In the darkness, a single voice breaks the silence of the night, intoning “Domine, labia mea aperies” (“Lord, open my lips”). And the rest of the monks respond “Et os meum annuntiabit laudem tuam” (“And my mouth will proclaim your praise”) (Psalm 51:15). So Vigils, also known as the Office of Readings, begins at 5:00 am in our monastic church, and so the liturgical day begins at St. Mary's. As a contemplative Benedictine monastery, St. Mary's has the liturgy, the sung praise of God— Father, Son, and Holy Spirit— at the center of its life, and the day’s schedule is structured around the times for the Divine Office, or, as it is otherwise known, the Liturgy of the Hours.
The Divine Office, by calling the monastic community together for praise of God seven times a day (Psalm 119:164), consecrates the whole of the day to God and sanctifies the various hours of the day. With Lauds and Vespers being the principal Offices, it is especially then morning and evening, sunrise and sunset, the coming of light and its departure, which are consecrated in the liturgy. By this cycle of prayer, the monk is called to remember and praise throughout the day the Lord who created the day. The essential elements in an Hour of the Divine Office are: hymn, psalms, a Scripture reading, and a prayer of petition. Its structure, or rhythm, then, is that of a dialogue with God, as we listen to God’s word and respond to him. Our participating in the liturgy with voice and ear inserts us into this conversation with God, and this rhythm of the liturgy is meant to shape our hearts as well as our day. Both in our exterior daily schedule and in the interior formation of our hearts, we strive to follow what St. Benedict says in chapter 43 of his Rule, that “nothing is to be preferred to the Work of God”. That our prayer and all our actions during the day are centered on and formed by the Divine Office and the Eucharist is our way of witnessing to the declaration of the Second Vatican Council’s Constitution on the Sacred Liturgy (n. 10): “The liturgy is the summit towards which the activity of the Church is directed, and, simultaneously, the source from which all its power flows out”.
At St. Mary's we sing the Mass and the Divine Office in Latin Gregorian Chant together with the nuns of St. Scholastica Priory. Traditionally associated with St. Gregory the Great, who was a monk prior to being elected Pope in the year 590, and who was the great transmitter of monastic culture to the succeeding centuries, Gregorian Chant was the principal music of most of the Latin church beginning in the early Middle Ages. Contrary to a widespread misconception, the preservation and use in the liturgy of the Latin language and Gregorian Chant was encouraged both by Vatican II, Pope Paul VI (especially for monasteries), and more recently by Pope Benedict XVI and the Synod of Bishops in Sacramentum Caritatis (n. 62). Gregorian Chant and Latin are used by a number of monasteries throughout the world, including our motherhouse, Pluscarden Abbey.

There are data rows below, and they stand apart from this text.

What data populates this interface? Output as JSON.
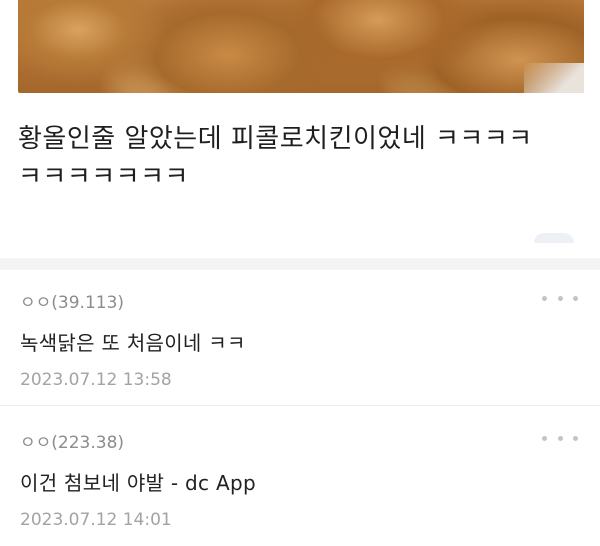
{
  "post": {
    "image_alt": "fried chicken photo",
    "body_text": "황올인줄 알았는데 피콜로치킨이었네 ㅋㅋㅋㅋ\nㅋㅋㅋㅋㅋㅋㅋ"
  },
  "comments": [
    {
      "author": "ㅇㅇ(39.113)",
      "text": "녹색닭은 또 처음이네 ㅋㅋ",
      "date": "2023.07.12 13:58",
      "menu_icon": "more-dots-icon"
    },
    {
      "author": "ㅇㅇ(223.38)",
      "text": "이건 첨보네 야발 - dc App",
      "date": "2023.07.12 14:01",
      "menu_icon": "more-dots-icon"
    }
  ]
}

Our celebration of Mass is always according to the Novus Ordo, that is, the Missal of the Second Vatican Council—not the Tridentine. Only on Thursdays do we have Mass prayers completely in Latin. On other days the prayers are in English while the chants alone are in Latin, i.e., the entrance hymn, the Kyrie (Greek), the Gradual (which for us replaces the Responsorial Psalm) and/or the Alleluia, the Offertory hymn, the Sanctus (Holy Holy Holy), the Agnus Dei (Lamb of God), and the Mystery of Faith. On Sundays and Solemnities, the Gloria (Glory to God) and the Credo (I believe) are also chanted. All these chants are taken from the approved books produced since Vatican II by the Abbey of Solesmes in France, the main proponent of Gregorian Chant both before and after the Council. Most date to the tenth to fifteenth centuries, while some hymns of the Office date back to as early as the fourth.

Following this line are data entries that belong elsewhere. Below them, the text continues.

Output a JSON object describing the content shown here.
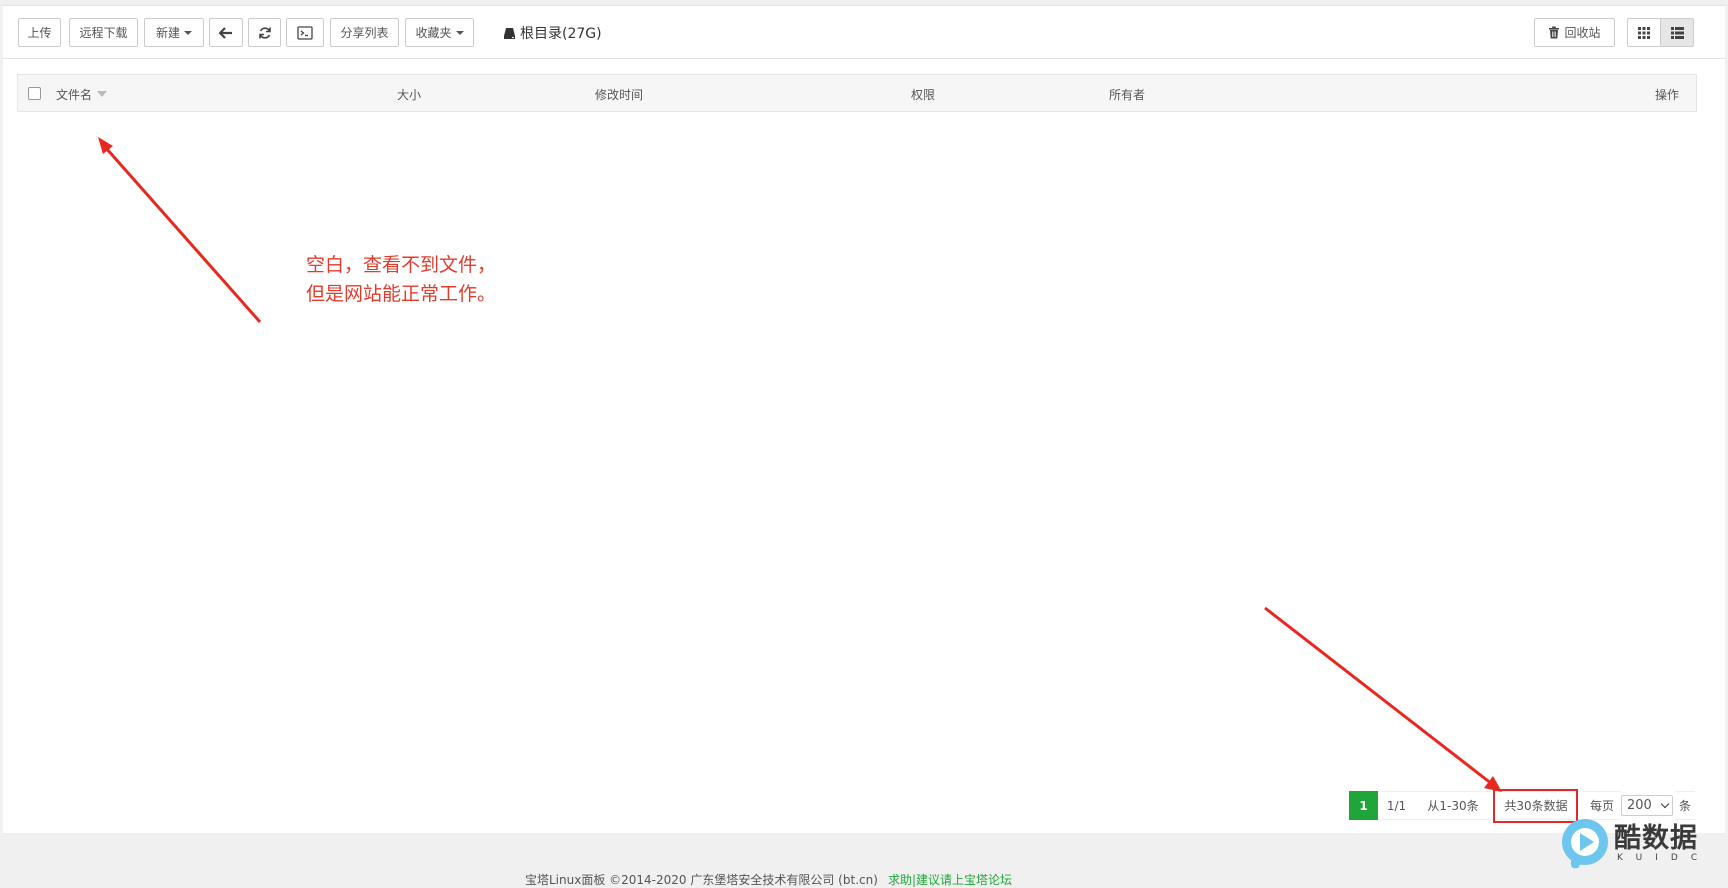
{
  "toolbar": {
    "upload": "上传",
    "remote_download": "远程下载",
    "new": "新建",
    "share_list": "分享列表",
    "favorites": "收藏夹",
    "root_dir": "根目录(27G)",
    "recycle_bin": "回收站"
  },
  "table": {
    "columns": [
      "文件名",
      "大小",
      "修改时间",
      "权限",
      "所有者",
      "操作"
    ]
  },
  "annotation": {
    "line1": "空白，查看不到文件，",
    "line2": "但是网站能正常工作。"
  },
  "pagination": {
    "current_page": "1",
    "page_of": "1/1",
    "range": "从1-30条",
    "total": "共30条数据",
    "per_page_label": "每页",
    "per_page_value": "200",
    "unit": "条"
  },
  "footer": {
    "copyright": "宝塔Linux面板 ©2014-2020 广东堡塔安全技术有限公司 (bt.cn)",
    "help_links": "求助|建议请上宝塔论坛"
  },
  "watermark": {
    "title": "酷数据",
    "subtitle": "KUIDC"
  },
  "colors": {
    "accent_green": "#20a53a",
    "annotation_red": "#e03c2d"
  }
}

St. Paul tells us that “our homeland is in heaven, from which we await a Savior, the Lord Jesus Christ” (Phillipians 3:20) and that “we are fellow citizens with the saints” (Ephesians 2:19). Vatican II reminds us that “in the earthly liturgy we take part in a foretaste of that heavenly liturgy which is celebrated in the Holy City of Jerusalem toward which we journey as pilgrims, where Christ is seated at the right hand of God” (Sacrosanctum concilium n. 8). We invite visitors and guests and those interested in the monastic life to join Christ, the angels, the saints, and us earthly monks and nuns in singing this divine song of praise which the Son of God, by taking on our human nature, introduced here on earth.